Creating an Investment Strategy

In developing an investment strategy, start by asking where you want to end -- what are your goals? Establishing goals and setting funds aside to accomplish them are the first steps on the road to financial freedom. By working through your financial goals and setting and sticking to a budget, it is possible to establish realistic, achievable goals. The time associated with each goal will be one of the factors that affects your investment strategy.

You should start by grouping your goals by time period:

  • Short Term: Less than one year.
  • Medium Term: One through four years.
  • Long Term: Five years and beyond.

Once you do this, you can match investment vehicles to the time period. For long-term goals, for example, you can choose a class of investments that works well for the long term; short-term volatility doesn't matter, and you want good appreciation.

Asset Allocation

Establishing an asset allocation is the process of determining the proportion of funds allotted to different classes within a portfolio. An asset class is a grouping of investments with similar characteristics or features. Three broad classes would be stocks, bonds and cash.

Clearly, the most important decision is not which securities or funds to select or when to get in or out of the market but how to allocate holdings among asset classes. Most popular investment publications have countless articles on security and mutual fund selection and market timing strategies, yet very few offer advice on asset allocation (although fortunately, this is changing).

As a result, many believe investment selection and market timing are the most important aspects of their investment decisions. In truth, they are minor issues. Even the Wall Street Journal trivializes the ability of portfolio managers to pick individual securities by pitting these managers' selections against a dartboard selection of stocks; more often than not, the dartboard wins!

Within the three broad asset classes depicted of stocks, bonds and cash, there are other asset classes that can be used to divide your investment portfolio, as shown in the table:

Cash Bonds Stocks Other

Treasury bills

Savings accounts

Money market funds

CODs

Treasury notes

Treasury bonds

Municipal bonds

Mortgage-backed bonds

Corporate bonds

High-yield corporate bonds

International bonds

Small-company growth stocks

Small-company value stocks

Medium-company stocks

Large-company growth stocks

Large-company value stocks

International stocks

Emerging-market stocks

Balanced funds

Real estate

Precious metals

Commodities

How do you decide the proportions of funds to allocate to different asset classes? To a large extent, this determination is based upon the timing of your financial goals.

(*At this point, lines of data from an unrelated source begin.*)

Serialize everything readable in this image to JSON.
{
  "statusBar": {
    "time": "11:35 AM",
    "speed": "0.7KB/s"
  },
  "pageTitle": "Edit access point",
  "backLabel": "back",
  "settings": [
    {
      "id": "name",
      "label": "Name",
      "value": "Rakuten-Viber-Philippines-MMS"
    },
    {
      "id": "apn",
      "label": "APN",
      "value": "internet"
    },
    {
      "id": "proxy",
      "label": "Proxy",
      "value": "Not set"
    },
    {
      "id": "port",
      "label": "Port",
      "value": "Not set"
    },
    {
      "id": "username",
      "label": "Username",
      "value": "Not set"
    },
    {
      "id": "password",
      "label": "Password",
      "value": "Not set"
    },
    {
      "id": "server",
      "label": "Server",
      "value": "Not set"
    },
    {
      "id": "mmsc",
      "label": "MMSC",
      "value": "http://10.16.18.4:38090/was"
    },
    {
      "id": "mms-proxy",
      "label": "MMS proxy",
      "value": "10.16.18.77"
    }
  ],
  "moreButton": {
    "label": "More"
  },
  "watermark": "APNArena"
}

Because of when the funds might be needed, you would not want to take much risk with money you have saved for short-term goals. After working for several years to save enough for a house down payment, for example, it would be a shame to see those savings cut by 30 percent right when you need them because of an unexpected downturn in the stock or bond market. Since few people can predict such downturns correctly (and no one can do it consistently), the safe thing to do is to put the money for short-term goals in an investment that will provide a high degree of principal safety. In this case, the extra return that might be earned by leaving it in the stock or bond market over the next year is not worth the risk that the market might take a dip when you want the money. The asset classes listed under Cash in the table would be suitable for the funds targeted toward short-term goals. In addition, these vehicles are the right place to invest your emergency fund, since you don't know when you might need it.

For medium-term goals with a one- to four-year time horizon, it is prudent to take some risk to keep pace with the negative effects of taxes and inflation. Still, stock market downturns can be sharp and last for a number of years. It would be sad to think that a well-deserved second-honeymoon cruise would be delayed or cost 18 percent more on credit cards because of a gamble for a few extra percentage points of return. In this case, short-term bonds, longer-term CDs and Treasury notes make sense as investment alternatives. Once a goal is only a year away, it then becomes a short-term goal, and you should move the funds into a cash equivalent investment.

For long-term goals (greater than five years), the greatest risk to increasing wealth and achieving the desired goal is failing to outpace inflation and taxes. Stocks offer the best chance to achieve that purpose. Considering the discussion of diversification above, you should divide your long-term funds among different investments to take advantage of the fact that different investments react differently to economic conditions. A simple technique for the funds associated with long-term goals is to put one-quarter of the funds into large company stocks, one-quarter into small company stocks, one-quarter into international stocks and divide the remaining quarter among the bond or other asset classes shown in the table. Using this portfolio as a baseline, you can adjust the proportions to accept more risk (by increasing the amount in small-company and international stocks) or less risk (by increasing the amount in bond or large-company stock investments).

As long-term goals become medium-term goals, the funds needed to meet the medium-term goals should be moved into an appropriate medium-term investment. For example, as a daughter enters ninth grade, it is time to shift enough funds out of the investment portfolio to fund her first year's college costs and put them into one of the medium-term investment vehicles. Similarly, when your daughter enters 10th grade, you should transfer the second year's college funds into a medium-term investment. A similar process continues each time a long-term goal becomes a medium-term goal.

You can now see the importance of starting out with a list of achievable goals. If you don’t, you'll find that you will not have enough funds accumulated to meet your long-term goals, because you will have been continually pulling from the portfolio to satisfy unplanned short- and medium-term goals.